During his goodwill visit, the General paid tribute to the importance of the distinctive partnership between NATO and Norway, underlining his desire to raise this strategic relationship to a qualitatively new level.
"We are very fortunate to have such a successful partnership with our Norwegian hosts," said Major General Berger. "I am very thankful to live, work and train in this beautiful city of Stavanger. I am very thankful for your unwavering friendship and continued support of our military mission here. With more than 1,000 military personnel, civilian employees and their family members, who bring with them a plethora of individual customs and cultural traditions, I believe that we are one of the significant communities in Stavanger. And I would like to broaden and further strengthen the existing cooperation and integration between our gracious Norwegian hosts and the Joint Warfare Centre."

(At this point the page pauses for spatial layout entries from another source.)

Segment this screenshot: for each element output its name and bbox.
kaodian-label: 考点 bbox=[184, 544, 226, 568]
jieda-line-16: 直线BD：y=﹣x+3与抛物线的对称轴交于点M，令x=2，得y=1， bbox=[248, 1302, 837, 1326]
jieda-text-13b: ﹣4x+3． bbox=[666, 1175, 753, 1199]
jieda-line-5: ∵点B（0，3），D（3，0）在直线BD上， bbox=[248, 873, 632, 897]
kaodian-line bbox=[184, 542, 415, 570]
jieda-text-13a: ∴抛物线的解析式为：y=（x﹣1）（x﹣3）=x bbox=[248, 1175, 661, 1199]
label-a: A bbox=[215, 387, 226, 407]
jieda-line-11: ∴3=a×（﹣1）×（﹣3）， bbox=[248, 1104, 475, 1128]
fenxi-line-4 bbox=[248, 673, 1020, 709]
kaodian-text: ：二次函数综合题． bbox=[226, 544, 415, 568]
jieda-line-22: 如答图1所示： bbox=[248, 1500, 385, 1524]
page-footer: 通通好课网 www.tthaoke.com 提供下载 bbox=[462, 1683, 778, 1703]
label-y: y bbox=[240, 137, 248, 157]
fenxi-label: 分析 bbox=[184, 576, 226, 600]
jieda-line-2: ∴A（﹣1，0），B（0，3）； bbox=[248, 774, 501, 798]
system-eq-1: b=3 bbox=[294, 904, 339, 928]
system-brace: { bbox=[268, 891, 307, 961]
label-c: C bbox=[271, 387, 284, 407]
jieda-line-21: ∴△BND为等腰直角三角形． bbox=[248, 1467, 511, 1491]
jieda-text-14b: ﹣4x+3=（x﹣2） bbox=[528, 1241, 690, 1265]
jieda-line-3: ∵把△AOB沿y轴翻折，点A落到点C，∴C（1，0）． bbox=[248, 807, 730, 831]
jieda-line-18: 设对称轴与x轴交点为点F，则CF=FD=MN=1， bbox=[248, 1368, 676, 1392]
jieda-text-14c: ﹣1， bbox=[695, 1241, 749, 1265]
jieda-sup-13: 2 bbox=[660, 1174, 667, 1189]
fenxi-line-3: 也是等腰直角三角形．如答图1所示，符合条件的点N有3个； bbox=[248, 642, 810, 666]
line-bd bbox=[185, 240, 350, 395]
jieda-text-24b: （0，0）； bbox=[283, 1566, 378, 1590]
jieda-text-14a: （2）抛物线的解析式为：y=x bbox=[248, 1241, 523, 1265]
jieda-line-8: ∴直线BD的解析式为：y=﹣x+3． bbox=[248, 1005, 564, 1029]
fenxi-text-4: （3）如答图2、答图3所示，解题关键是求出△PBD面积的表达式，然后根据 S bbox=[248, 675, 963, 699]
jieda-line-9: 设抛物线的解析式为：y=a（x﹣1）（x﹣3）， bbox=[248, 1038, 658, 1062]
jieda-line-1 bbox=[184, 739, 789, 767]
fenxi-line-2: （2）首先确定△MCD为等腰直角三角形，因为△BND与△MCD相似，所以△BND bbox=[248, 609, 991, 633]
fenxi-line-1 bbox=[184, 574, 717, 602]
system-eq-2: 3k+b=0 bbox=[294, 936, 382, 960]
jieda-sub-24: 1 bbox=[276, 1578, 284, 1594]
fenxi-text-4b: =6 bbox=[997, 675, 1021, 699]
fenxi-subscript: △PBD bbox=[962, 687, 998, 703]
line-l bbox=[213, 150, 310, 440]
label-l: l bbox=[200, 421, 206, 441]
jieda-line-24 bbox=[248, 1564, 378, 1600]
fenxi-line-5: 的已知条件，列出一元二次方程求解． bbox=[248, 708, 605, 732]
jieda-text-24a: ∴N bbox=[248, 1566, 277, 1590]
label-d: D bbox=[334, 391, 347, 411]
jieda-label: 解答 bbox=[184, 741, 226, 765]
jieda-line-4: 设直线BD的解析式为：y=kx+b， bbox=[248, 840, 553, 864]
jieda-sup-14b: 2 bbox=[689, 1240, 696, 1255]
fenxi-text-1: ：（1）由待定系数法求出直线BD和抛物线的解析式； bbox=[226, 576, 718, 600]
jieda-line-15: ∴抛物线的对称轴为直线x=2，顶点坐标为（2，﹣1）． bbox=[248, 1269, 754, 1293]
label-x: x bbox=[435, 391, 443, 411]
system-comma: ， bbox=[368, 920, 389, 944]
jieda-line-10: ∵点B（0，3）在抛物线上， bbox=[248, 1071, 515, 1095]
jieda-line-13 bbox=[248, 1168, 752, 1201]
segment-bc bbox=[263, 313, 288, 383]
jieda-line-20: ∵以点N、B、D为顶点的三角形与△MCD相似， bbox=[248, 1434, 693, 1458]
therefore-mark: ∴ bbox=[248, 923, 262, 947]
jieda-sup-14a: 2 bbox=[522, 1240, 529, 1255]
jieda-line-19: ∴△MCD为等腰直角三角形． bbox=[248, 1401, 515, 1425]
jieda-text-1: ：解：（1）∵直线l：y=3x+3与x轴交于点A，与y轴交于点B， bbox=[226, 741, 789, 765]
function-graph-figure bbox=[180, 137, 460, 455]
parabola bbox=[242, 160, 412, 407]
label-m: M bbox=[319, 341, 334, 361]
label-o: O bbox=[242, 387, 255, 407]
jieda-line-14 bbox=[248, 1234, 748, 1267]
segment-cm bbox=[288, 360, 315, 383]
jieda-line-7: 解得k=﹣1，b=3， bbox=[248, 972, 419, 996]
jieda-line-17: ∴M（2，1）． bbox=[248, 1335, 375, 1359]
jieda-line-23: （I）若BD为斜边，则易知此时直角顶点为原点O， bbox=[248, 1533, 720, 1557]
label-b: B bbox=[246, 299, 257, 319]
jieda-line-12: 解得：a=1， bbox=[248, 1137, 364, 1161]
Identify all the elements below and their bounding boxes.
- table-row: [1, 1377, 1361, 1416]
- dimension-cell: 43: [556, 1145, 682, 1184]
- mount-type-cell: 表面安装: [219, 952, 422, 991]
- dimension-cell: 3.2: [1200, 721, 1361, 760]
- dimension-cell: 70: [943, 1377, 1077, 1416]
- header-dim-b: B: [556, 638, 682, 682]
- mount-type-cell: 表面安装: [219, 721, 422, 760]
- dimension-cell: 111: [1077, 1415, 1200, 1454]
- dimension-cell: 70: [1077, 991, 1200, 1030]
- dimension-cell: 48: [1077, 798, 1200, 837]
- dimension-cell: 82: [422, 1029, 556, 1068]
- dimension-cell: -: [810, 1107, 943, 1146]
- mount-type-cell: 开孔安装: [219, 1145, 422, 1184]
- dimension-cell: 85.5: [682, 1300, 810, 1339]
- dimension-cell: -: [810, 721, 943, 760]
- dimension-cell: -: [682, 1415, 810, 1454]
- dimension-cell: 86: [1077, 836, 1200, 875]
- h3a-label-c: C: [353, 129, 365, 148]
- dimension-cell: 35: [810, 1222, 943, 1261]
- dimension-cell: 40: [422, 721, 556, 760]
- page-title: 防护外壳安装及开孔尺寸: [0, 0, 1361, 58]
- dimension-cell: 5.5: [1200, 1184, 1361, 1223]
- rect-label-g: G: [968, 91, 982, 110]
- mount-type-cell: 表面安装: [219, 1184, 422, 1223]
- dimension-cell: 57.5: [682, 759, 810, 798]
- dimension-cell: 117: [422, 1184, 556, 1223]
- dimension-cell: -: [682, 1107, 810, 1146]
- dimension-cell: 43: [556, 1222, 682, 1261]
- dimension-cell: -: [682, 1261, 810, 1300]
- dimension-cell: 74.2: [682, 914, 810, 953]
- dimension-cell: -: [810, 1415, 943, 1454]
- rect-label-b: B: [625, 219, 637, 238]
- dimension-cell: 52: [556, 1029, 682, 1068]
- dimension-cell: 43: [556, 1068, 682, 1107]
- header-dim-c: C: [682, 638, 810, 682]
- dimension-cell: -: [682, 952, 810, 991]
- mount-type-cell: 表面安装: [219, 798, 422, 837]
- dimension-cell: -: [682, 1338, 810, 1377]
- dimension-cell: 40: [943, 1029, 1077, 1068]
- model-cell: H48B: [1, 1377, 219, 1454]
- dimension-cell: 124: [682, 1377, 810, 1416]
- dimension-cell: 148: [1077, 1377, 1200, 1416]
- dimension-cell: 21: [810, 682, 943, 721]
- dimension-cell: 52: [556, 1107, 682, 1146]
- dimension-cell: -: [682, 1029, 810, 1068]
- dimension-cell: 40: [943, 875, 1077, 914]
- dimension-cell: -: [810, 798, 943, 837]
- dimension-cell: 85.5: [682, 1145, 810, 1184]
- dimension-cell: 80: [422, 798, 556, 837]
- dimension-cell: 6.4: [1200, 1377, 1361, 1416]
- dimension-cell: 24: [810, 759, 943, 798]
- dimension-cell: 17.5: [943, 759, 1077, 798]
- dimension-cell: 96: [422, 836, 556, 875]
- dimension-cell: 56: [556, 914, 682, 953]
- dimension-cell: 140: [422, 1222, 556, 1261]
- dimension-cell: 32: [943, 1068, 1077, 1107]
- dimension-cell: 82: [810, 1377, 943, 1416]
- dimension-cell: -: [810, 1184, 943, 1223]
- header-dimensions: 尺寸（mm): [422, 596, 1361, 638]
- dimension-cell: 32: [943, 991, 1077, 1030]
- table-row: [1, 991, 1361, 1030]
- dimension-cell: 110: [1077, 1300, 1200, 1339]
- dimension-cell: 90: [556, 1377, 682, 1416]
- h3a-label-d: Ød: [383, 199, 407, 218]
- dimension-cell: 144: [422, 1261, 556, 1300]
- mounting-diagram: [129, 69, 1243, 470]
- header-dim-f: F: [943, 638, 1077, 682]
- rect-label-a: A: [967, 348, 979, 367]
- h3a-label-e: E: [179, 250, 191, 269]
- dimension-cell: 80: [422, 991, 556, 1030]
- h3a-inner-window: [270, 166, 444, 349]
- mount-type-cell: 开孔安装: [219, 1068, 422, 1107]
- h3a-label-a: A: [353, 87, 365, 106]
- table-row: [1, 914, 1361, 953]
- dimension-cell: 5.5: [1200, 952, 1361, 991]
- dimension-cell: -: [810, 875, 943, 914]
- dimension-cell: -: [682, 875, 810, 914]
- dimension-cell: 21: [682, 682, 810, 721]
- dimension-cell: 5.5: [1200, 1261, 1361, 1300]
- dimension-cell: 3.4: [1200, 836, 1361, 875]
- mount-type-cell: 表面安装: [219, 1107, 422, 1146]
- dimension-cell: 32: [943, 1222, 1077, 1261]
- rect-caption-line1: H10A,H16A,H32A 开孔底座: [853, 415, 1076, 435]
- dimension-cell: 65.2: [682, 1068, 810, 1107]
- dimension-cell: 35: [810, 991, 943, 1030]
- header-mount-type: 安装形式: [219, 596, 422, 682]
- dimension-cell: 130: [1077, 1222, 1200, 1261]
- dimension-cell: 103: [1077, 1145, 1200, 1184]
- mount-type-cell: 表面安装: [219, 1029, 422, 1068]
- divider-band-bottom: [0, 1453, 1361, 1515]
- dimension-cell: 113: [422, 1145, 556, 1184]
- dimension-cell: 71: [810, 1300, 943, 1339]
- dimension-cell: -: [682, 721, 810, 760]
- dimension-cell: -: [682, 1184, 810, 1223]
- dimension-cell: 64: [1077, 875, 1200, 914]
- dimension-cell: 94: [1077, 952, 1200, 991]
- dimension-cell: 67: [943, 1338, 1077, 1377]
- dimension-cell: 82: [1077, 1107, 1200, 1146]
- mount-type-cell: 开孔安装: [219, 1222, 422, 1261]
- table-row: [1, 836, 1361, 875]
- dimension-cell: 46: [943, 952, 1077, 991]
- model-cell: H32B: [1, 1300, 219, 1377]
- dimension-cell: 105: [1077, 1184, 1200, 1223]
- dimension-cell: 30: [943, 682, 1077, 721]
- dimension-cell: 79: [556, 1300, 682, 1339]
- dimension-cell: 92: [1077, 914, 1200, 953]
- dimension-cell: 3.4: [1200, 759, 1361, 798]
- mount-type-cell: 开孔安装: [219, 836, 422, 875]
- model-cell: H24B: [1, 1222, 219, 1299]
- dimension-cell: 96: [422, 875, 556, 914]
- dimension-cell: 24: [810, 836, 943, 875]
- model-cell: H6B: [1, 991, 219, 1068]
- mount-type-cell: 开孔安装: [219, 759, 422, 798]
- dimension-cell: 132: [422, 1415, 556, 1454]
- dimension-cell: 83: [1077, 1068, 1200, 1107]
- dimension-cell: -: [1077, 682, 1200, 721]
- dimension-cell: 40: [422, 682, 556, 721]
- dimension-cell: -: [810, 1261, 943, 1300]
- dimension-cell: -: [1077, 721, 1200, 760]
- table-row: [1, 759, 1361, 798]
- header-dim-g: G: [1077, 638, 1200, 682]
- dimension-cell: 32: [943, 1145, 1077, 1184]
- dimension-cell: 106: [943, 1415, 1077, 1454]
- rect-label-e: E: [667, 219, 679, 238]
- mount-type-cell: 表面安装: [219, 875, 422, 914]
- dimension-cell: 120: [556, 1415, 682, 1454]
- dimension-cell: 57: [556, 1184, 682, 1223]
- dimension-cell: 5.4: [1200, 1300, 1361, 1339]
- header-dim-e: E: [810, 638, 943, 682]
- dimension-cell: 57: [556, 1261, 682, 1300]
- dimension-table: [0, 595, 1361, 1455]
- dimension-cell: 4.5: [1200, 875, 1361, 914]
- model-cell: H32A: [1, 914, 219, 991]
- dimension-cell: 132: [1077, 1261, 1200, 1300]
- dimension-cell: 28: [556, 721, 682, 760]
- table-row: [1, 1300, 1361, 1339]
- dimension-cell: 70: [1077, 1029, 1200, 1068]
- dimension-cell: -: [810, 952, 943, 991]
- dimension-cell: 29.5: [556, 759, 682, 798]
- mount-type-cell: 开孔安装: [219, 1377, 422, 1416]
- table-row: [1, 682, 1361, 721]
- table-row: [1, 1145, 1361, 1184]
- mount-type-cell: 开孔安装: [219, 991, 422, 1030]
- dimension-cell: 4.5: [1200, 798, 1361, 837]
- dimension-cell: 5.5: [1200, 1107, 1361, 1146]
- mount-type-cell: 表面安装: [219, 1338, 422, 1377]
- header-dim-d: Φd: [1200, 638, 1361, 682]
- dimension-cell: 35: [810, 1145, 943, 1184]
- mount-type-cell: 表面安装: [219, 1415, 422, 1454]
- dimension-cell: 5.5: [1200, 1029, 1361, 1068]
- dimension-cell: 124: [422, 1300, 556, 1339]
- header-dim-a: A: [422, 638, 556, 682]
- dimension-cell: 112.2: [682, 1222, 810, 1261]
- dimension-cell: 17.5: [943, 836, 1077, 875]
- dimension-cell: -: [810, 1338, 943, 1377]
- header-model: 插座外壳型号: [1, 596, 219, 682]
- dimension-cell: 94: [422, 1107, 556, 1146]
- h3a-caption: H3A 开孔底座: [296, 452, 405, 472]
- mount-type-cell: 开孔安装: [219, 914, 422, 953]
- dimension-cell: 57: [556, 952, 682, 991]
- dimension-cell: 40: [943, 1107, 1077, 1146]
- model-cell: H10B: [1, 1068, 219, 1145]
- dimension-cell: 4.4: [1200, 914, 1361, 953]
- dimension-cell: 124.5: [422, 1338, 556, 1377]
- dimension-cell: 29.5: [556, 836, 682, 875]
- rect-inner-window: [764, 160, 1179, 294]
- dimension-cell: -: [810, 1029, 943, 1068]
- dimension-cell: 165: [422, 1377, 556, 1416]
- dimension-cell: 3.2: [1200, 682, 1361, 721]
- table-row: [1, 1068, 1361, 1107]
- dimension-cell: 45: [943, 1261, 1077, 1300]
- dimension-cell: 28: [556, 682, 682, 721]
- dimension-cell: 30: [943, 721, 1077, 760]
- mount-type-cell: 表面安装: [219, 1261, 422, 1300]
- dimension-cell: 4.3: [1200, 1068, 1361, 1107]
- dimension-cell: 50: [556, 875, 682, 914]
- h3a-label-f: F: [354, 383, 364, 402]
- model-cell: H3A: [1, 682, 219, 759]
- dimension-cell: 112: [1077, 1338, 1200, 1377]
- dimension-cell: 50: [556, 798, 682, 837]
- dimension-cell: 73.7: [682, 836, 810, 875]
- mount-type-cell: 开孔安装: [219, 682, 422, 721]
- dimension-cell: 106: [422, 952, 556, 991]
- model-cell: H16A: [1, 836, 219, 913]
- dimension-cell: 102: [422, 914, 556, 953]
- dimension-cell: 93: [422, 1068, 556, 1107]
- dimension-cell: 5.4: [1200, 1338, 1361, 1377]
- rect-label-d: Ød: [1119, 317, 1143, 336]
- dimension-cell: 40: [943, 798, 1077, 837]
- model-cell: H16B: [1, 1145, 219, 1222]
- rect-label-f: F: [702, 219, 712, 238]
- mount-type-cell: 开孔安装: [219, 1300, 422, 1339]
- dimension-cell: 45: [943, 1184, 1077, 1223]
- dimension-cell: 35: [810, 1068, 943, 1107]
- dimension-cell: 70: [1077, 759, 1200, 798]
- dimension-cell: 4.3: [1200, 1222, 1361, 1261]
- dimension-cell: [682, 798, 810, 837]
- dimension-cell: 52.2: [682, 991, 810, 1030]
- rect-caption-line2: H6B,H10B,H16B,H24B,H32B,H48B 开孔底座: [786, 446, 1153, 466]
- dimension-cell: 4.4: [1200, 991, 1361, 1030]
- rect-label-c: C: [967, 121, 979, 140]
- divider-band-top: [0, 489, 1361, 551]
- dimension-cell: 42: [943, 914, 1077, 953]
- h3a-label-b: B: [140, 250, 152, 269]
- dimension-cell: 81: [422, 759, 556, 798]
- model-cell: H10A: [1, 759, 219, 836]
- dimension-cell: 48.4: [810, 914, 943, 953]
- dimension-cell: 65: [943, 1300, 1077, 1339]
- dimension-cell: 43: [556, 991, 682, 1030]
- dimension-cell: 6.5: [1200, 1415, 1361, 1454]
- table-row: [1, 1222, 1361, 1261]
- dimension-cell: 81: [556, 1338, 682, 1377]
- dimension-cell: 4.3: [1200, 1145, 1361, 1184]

The Mayor welcomed this message and said he encouraged innovative ways to take the relationship between the Centre and the City to new levels of interaction and mutual benefit. Mr Leif Johan Sevland noted with appreciation Norway's defence cooperation with NATO, adding that the Alliance has been providing the best guarantee of peace for more than sixty years and was still carrying on successfully. He stated that the Joint Warfare Centre was very valuable not only to NATO, but also to Stavanger. Mr Sevland then went on to highlight Stavanger's multiethnic and multicultural identity, which, he said, is stronger than that of any other Norwegian city, and he commended the growth and diversity that the NATO community brings to the city and its dynamic economy; both tied together by families, education, investments and jobs.The Mayor noted that Stavanger is the capital of Norway’s oil and gas sector, the main economic hubs of the city, and that in recent years it has also emerged as an international cultural city. The Mayor furthermore pointed out that Stavanger continues to grow despite the economic pressure from the financial crisis and offers one of the highest qualities of life in the world as well as an impressive cultural heritage. “In summary, Stavanger is a vibrant city to live, work, visit and do business in,” the Mayor said.
Both officials agreed to take a step towards the execution of a letter of intent with a view to officially introducing a variety of bilateral as well as multilateral schemes and socio-cultural activities in Jåttå, Ulsnes or in Stavanger, such as exhibitions, seminars, international days and other events that will facilitate exchange of information, foster cross-cultural understanding and promote deep, enduring ties between the NATO community and the city of Stavanger. Such projects, it was said, would pave the way for a better understanding of the Joint Warfare Centre's mission. They both agreed there is a unique opportunity to work together in the future, share benefits of living together and unite efforts to create a common vision and constant dialogue between both organizations as great community partners in Stavanger.
At the end of the visit, the Mayor presented Major General Berger a book about Stavanger, which the General positively received.